CLAM Tutorial - Part 5

The STFT and the CLAM Segment

A frame is a short audio fragment and all the analysis data associated to it. Look at the user manual and the Frame class in the repository.

What are the different attributes of CLAM Frame?

On the other hand, a segment is a longer audio fragment that is made up of a set of frames that usually share some common properties (they belong to the same note, melody, recording...).

The main application class (SMSBase) has a member attribute that we still had paid no attention to. It is an object of the Segment class. This class is one of the most important ProcessingData classes available in the CLAM repository.

Briefly explain the structure of the CLAM Segment.

Now we are ready to add the CLAM Segment to our application. We will keep every spectrum that is output from the FFT in a different frame in our segment.

Add the segment structure to your application. Explain how it now all works.

When we take an audio chunk directly and we input it to the FFT (like we are doing now), what we are actually doing is to multiply the audio chunk with a rectangular window. This means we are convolving the spectrum of our signal with the transform of a rectangular window. But the transform of this window is not very suitable for analysis.

What we have to do is to use a temporal window that shows better spectral features. In CLAM WindowGenerator class we have implemented the most usual windowing functions.

What are these functions?

Note that in order to apply a window we need two Processing objects: the WindowGenerator and an AudioMultiplier.

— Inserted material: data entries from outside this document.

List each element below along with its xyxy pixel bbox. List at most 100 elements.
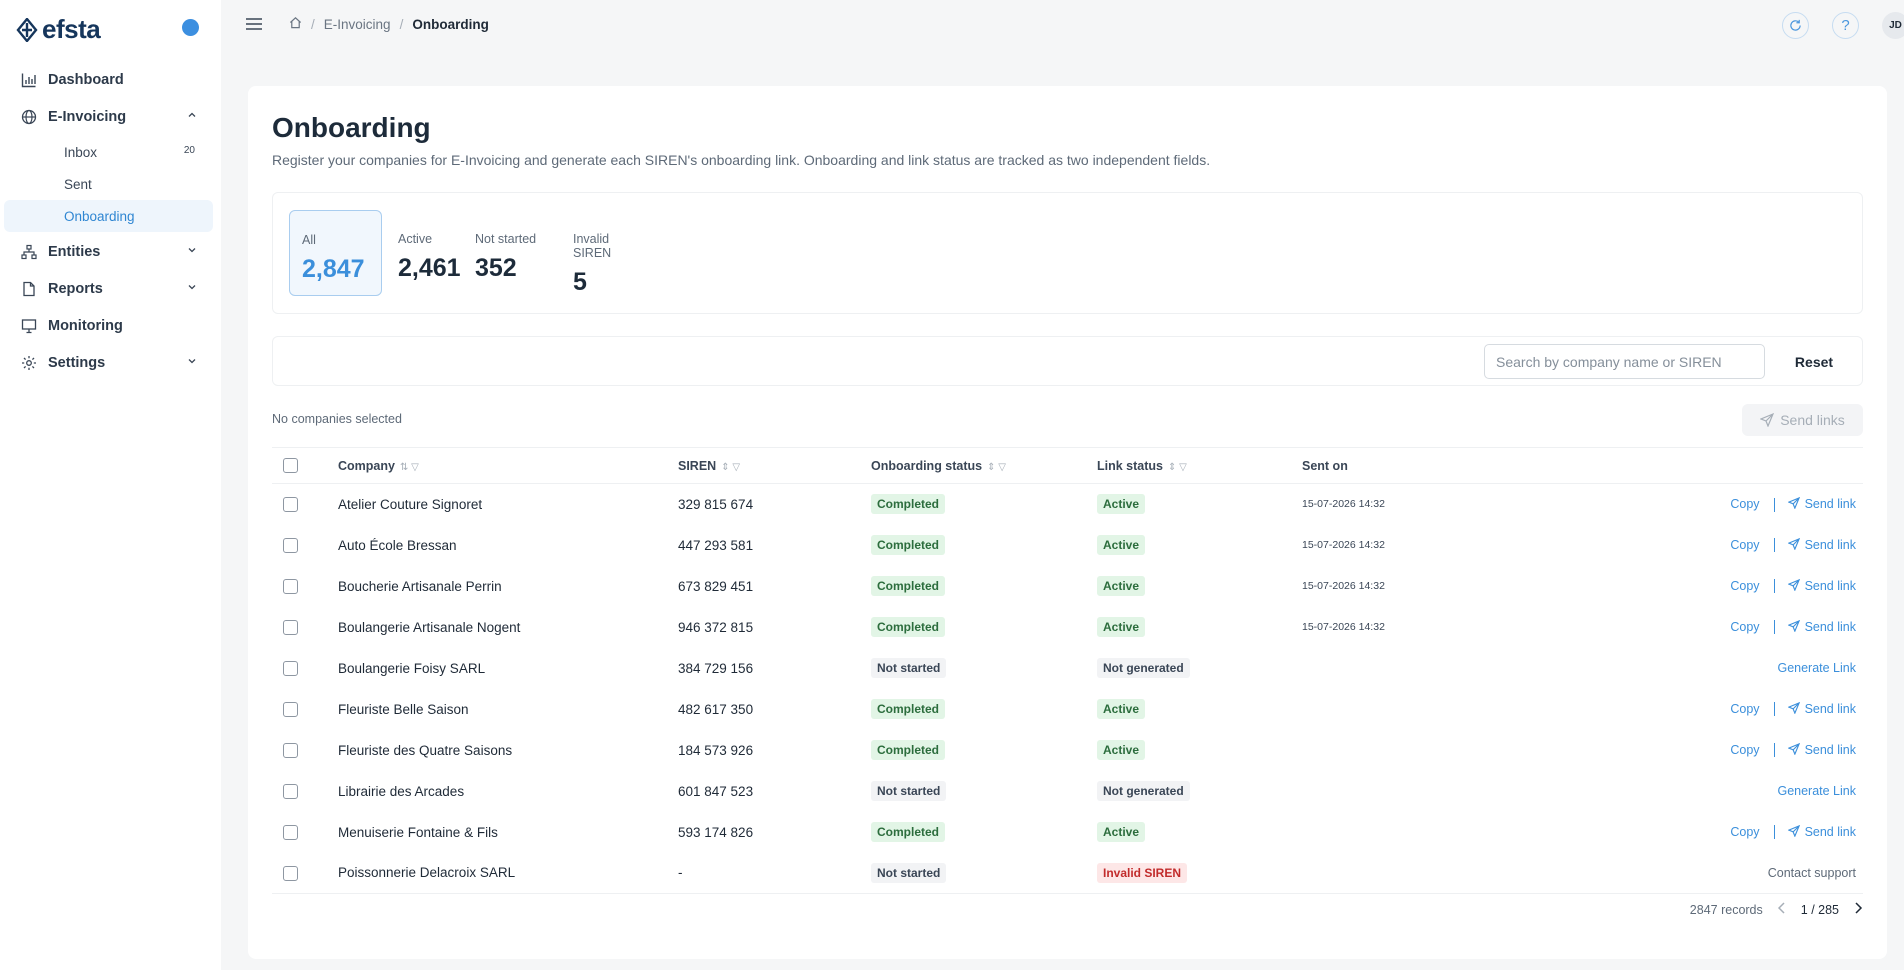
stat-active[interactable]: Active 2,461 xyxy=(386,210,468,296)
table-row[interactable]: Auto École Bressan 447 293 581 Completed Ac… xyxy=(272,525,1863,566)
sidebar-item-inbox[interactable]: Inbox 20 xyxy=(4,136,213,168)
action-divider xyxy=(1773,702,1775,717)
table-row[interactable]: Fleuriste des Quatre Saisons 184 573 926 C… xyxy=(272,730,1863,771)
sort-filter-icon[interactable]: ⇕ ▽ xyxy=(1168,462,1187,473)
refresh-icon[interactable] xyxy=(1782,12,1809,39)
row-checkbox[interactable] xyxy=(283,537,298,553)
copy-link-button[interactable]: Copy xyxy=(1730,620,1759,634)
table-row[interactable]: Menuiserie Fontaine & Fils 593 174 826 Com… xyxy=(272,812,1863,853)
sidebar-item-sent[interactable]: Sent xyxy=(4,168,213,200)
link-status-cell: Active xyxy=(1097,484,1302,525)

Add these two Processings to the MyAnalyzer class (you can take a look at the Spectral Analysis class as a reference).

Add the option of window type selection in the user menu. Insert here the screenshot of the waveform after it has been windowed by a couple of different windows.

To preserve even-symmetry, we need the window to be odd size. However the size of the audio we feed the FFT must be a power of two (for computing efficiency). The FFT input may have some trailing zeroes to make it this size. The FFT input size can be derived from the window size directly.

Look at how these sizes are handled in the configuration of the SpectralAnalysis. Add this to your application so the FFT (input) size is automatically configured from the window size that the user chooses.

Another thing we can introduce to our analysis is the use of zero-padding. This way we can add zeros after each audio frame and obtain a greater spectral resolution. This feature is interesting for the Sinusoidal component, as we need to have as much resolution as possible in order to better detect the spectral peak frequencies. Look at the SpectralAnalysis::Do(const Audio& in, Spectrum& outSp).

Add zero-padding to your application and add this option to your user menu. Explain what is the effect on the resulting spectrum. A!

The Composite we are taking as example (SpectralAnalysis) also has another interesting Processing: the CircularShift. This Processing "shifts around" the signal to keep zero-phase conditions in the spectrum.

Add this Processing to your Composite and comment how this affects the resulting audio frame. A!

And last, we may be interested in having overlaping frames. That is, an analysis hop size different and smaller than the window size. The most "elegant" way to implement this is using a Circular Buffer.

Implement the possibility of defining the analysis hop size in your application. Comment the most important changes you have had to introduce into your code. A!